Reducing reality to sin and depravity in its only skin, as the world, the flesh, and the devil, as she does here, in order to argue that true, and hence divine, justice alone can carry the depraved to "Eternal Life," seems somehow so cynical, so degrading, that the true wonder of the world is that a philosophy based on such ideological banality could have survived confrontation with any reasonable view of the human condition at all. One can only assume that an absolute fear of death, coupled with the profound arrogance to believe that any mortal thing ought to survive forever, and against all reason as it were, generates so strong a hope for the impossibility of its realization that no one exposed to its seduction can resist its pitch. God, the eternal salesman, in Catherine's voice, puts it this way:
"And so, wishing to remedy your great evils, I have given you the Bridge of My Son, in order that, passing across the flood, you may not be drowned, which flood is the tempestuous sea of this dark life. See, therefore, under what obligations the creature is to Me, and how ignorant he is, not to take the remedy which I have offered, but to be willing to drown."

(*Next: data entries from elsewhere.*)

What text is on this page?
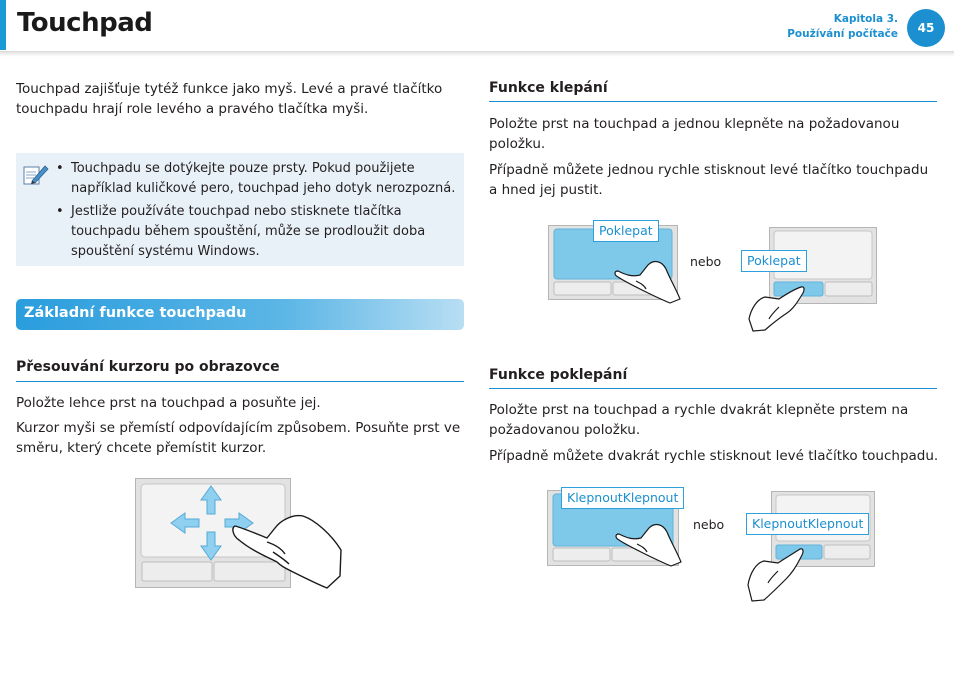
Touchpad	Kapitola 3.
Používání počítače	45
Touchpad zajišťuje tytéž funkce jako myš. Levé a pravé tlačítko
touchpadu hrají role levého a pravého tlačítka myši.
• Touchpadu se dotýkejte pouze prsty. Pokud použijete
například kuličkové pero, touchpad jeho dotyk nerozpozná.
• Jestliže používáte touchpad nebo stisknete tlačítka
touchpadu během spouštění, může se prodloužit doba
spouštění systému Windows.
Základní funkce touchpadu
Přesouvání kurzoru po obrazovce
Položte lehce prst na touchpad a posuňte jej.
Kurzor myši se přemístí odpovídajícím způsobem. Posuňte prst ve
směru, který chcete přemístit kurzor.
Funkce klepání
Položte prst na touchpad a jednou klepněte na požadovanou
položku.
Případně můžete jednou rychle stisknout levé tlačítko touchpadu
a hned jej pustit.
Poklepat
nebo	Poklepat
Funkce poklepání
Položte prst na touchpad a rychle dvakrát klepněte prstem na
požadovanou položku.
Případně můžete dvakrát rychle stisknout levé tlačítko touchpadu.
KlepnoutKlepnout
nebo	KlepnoutKlepnout
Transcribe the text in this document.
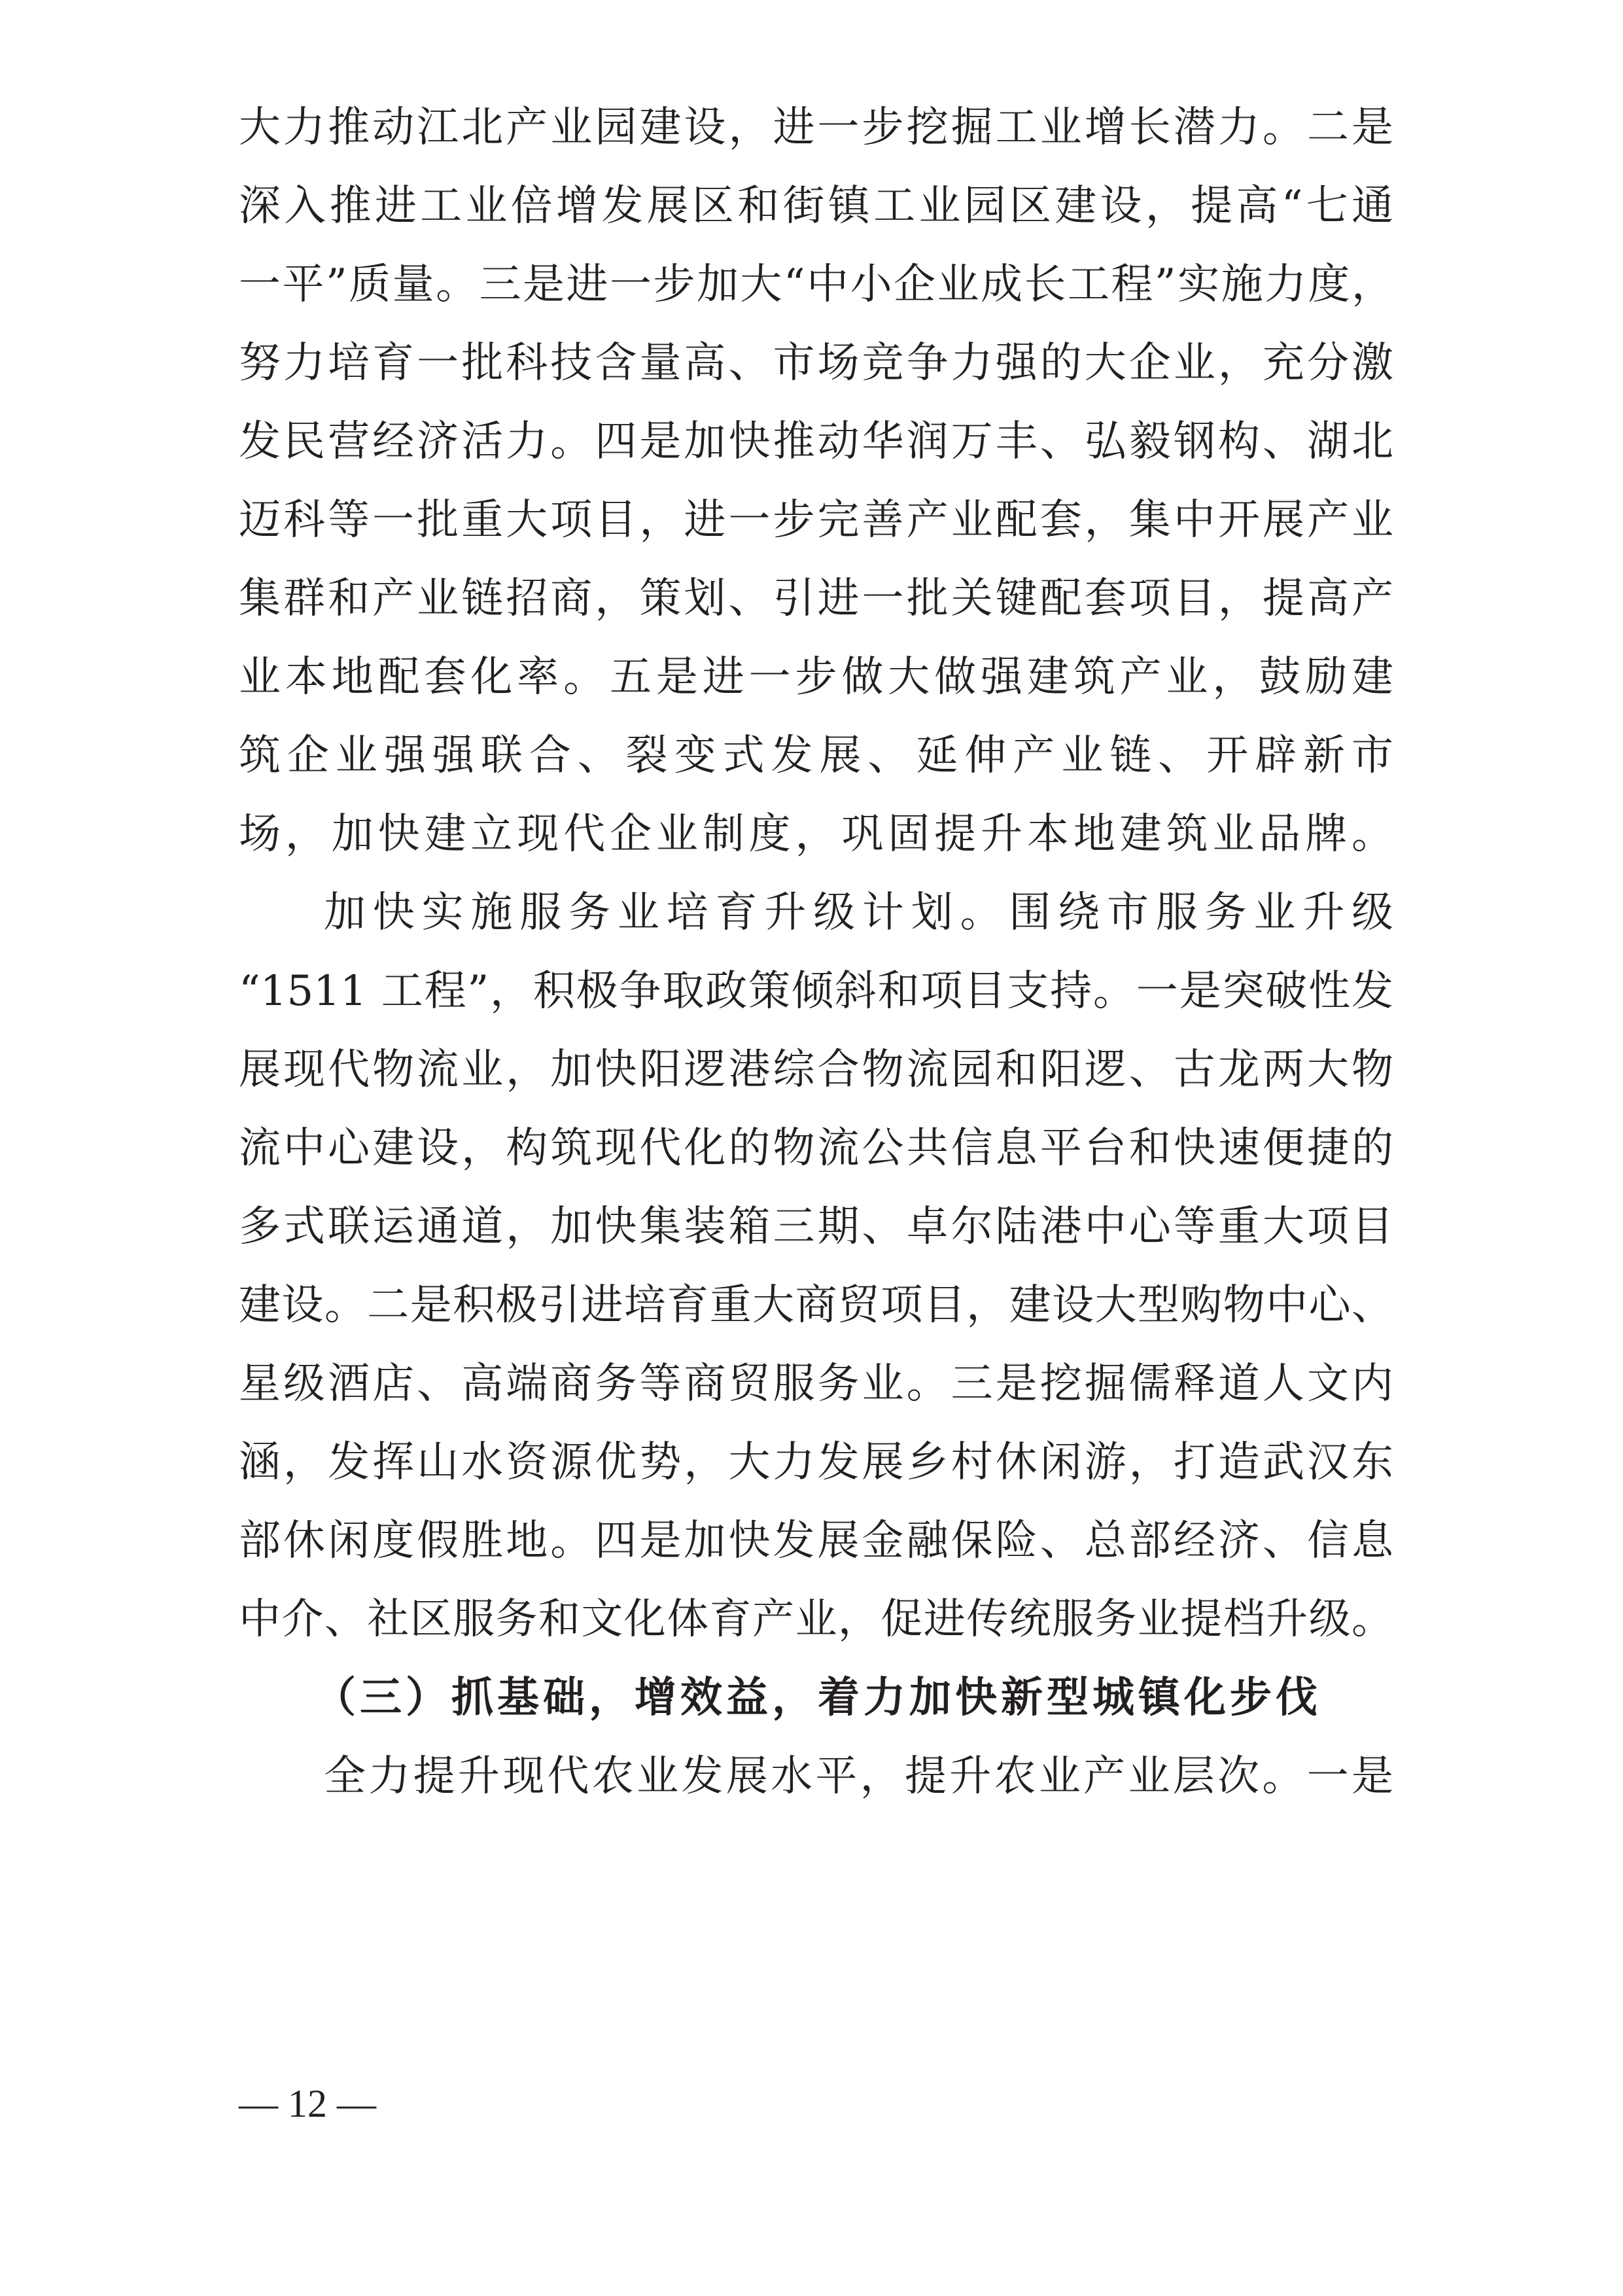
大力推动江北产业园建设，进一步挖掘工业增长潜力。二是
深入推进工业倍增发展区和街镇工业园区建设，提高“七通
一平”质量。三是进一步加大“中小企业成长工程”实施力度，
努力培育一批科技含量高、市场竞争力强的大企业，充分激
发民营经济活力。四是加快推动华润万丰、弘毅钢构、湖北
迈科等一批重大项目，进一步完善产业配套，集中开展产业
集群和产业链招商，策划、引进一批关键配套项目，提高产
业本地配套化率。五是进一步做大做强建筑产业，鼓励建
筑企业强强联合、裂变式发展、延伸产业链、开辟新市
场，加快建立现代企业制度，巩固提升本地建筑业品牌。
加快实施服务业培育升级计划。围绕市服务业升级
“1511 工程”，积极争取政策倾斜和项目支持。一是突破性发
展现代物流业，加快阳逻港综合物流园和阳逻、古龙两大物
流中心建设，构筑现代化的物流公共信息平台和快速便捷的
多式联运通道，加快集装箱三期、卓尔陆港中心等重大项目
建设。二是积极引进培育重大商贸项目，建设大型购物中心、
星级酒店、高端商务等商贸服务业。三是挖掘儒释道人文内
涵，发挥山水资源优势，大力发展乡村休闲游，打造武汉东
部休闲度假胜地。四是加快发展金融保险、总部经济、信息
中介、社区服务和文化体育产业，促进传统服务业提档升级。
（三）抓基础，增效益，着力加快新型城镇化步伐
全力提升现代农业发展水平，提升农业产业层次。一是
— 12 —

Sure, and who would be willing to drown were it possible to escape not having to? The problem, however, with this view of life's reality, is simply that it is not real at all. How easy it is to give "this dark life" up simply because it is a "tempestuous sea" that cannot be, and never has been, the way the Myth of Eden describes it. And in exchange for freely giving up any connection you might have to reality, all you need do is recognize the "obligations" that God's "remedy" for "your great evils" confers upon you. This view of the human condition truly is one that sees only the darkest aspects of human life, sees them with such clarity of purpose to enslave the human spirit to an artificial hierarchy of power relations, with the Almighty myth of God at the top, that no one inside its ideology has ever been able to escape its seductive degradation.
The most frightening aspect of this ideology, of course, is the implied habit demanded of the blessed, those who are willing to accept the notion of their own worthlessness in comparison to God's own and absolute eternal value, that they must develop, promote, and accept, with respect to those who refuse to believe that nothingness made eternal is somehow a desirable end to human life, a willingness to bring the unbeliever to justice, a justice, of course, characterized as "an eternal death in soul and body." That this end is what Christian belief demands, that it will accept nothing more and nothing less than "eternal death" to the unbeliever, is as clearly stated here as it can be. If that does not sanctify genocide against the other, against the unbeliever, who is always already defined as other, then nothing can and nothing does. Making it an article of Christian faith only insures that most people will believe the myth in order to avoid being thrown off the bridge that carries their nothingness to glory in the false consciousness of not drowning in the sea of your own "great" evil. The greatest evil of all is refusing to kill the unbeliever when called upon by Christian duty to do so. If you doubt that, ask the Kosovars how they have been getting along lately at the hands of good Christians and true in the context of a Greater Serbia.